As you can see from the program, the plan is to study Rabbi Moshe Haim Luzzatto’s Da’at Tevunot over the course of the semester. In fact, Da’at Tevunot is just a platform or a camouflage—I want to teach ideas in Kabbalah, the inner Torah. We can call this an introduction to Kabbalah. But so that they don’t say that we are studying Kabbalah, then Da’at Tevunot. This already brings us to the introduction: It is actually a book of Kabbalah in which Rabbi Luzzatto deals with the Kabbalah of Rabbi Isaac Luria, of blessed memory. However, it is a book of Kabbalah that is not written in the language of the Kabbalah. In this regard, it is possible to add Rabbi Luzzatto to Maharal on one side and Rav Kook on the other, in that both of them were also kabbalists without the language of the Kabbalah.18
It is true that he justified the choice as a type of camouflage from the outside, “so that they will not say that we are studying Kabbalah.” Nevertheless, it is difficult to imagine that he was concerned about criticism from the outside about the study of Kabbalah; he taught many things which could have elicited polemics or opposition. Instead, I understand this statement as apologetic; it reveals his own hesitations rather than concern about criticism from without. Despite his description of the exciting possibility of study in the unmediated language of the Kabbalah, these words remain only a type of appetizer and a signal of his yearning for a world that he could only justify from the outside but could not adopt. Accordingly, the actual lectures on Da’at Tevunot remained reflexive, reflective, and cerebral—regarding philosophical questions about the nature of existence and the creation of man. The course of the lectures and his choice of Da’at Tevunot undermined his personal testimony at the beginning of the lectures about his own development with regard to the language of the Kabbalah since his youth. In his opening, he cited the words of Rabbi Luzzatto, which stand as a reflection on Luzzatto’s interpretive kabbalistic project concerning the difference between the parable and its explanation in Lurianic Kabbalah (Luzzatto 1937, letter 50).

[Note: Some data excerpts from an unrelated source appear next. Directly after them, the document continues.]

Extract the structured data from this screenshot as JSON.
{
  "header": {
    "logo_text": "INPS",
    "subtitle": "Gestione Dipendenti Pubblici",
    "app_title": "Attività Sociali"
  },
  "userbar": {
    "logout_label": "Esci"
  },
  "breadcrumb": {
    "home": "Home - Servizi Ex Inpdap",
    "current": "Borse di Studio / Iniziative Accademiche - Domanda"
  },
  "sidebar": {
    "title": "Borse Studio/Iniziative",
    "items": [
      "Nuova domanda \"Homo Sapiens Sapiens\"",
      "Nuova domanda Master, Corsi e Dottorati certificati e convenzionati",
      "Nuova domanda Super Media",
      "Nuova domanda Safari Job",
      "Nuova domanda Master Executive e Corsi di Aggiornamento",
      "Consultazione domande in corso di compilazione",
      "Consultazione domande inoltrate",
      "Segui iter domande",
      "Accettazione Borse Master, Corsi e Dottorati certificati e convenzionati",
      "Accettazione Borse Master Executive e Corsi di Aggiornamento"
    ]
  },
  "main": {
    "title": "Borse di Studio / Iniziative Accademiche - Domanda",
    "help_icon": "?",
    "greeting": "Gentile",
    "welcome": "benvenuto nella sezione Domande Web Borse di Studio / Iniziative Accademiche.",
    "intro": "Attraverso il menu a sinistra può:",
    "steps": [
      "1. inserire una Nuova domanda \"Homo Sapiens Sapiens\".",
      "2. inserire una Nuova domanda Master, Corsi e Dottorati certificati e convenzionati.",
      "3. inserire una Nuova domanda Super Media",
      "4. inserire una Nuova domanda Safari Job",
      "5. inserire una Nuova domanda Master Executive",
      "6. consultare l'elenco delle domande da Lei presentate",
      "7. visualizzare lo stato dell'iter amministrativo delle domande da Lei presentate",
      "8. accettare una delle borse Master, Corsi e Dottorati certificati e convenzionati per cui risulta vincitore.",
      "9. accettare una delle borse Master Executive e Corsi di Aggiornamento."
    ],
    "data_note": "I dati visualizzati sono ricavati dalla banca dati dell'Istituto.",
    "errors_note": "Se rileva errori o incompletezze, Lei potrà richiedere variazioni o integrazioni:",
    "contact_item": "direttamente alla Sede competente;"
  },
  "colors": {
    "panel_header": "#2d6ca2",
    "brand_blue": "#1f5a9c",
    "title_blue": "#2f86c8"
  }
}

To explain Rabbi Luzzatto, he testifies to his identification with Luzzatto’s approach in his youth. This comes alongside his critique, as expressed through the words of Rav Kook, about the translation of mystical language into something else:
As a youth, I completely identified with this statement—what difference does it make to me whether it is above or below or if it is lacking? That does nothing for me! What is the point of knowing that there are several types of lights above the administration of the world, when we don’t know what this means? What guidance comes to the people that are administered through them? That is essentially also Rabbi Luzzatto’s concern, and also, to some extent, obviously that of the Hasidim […].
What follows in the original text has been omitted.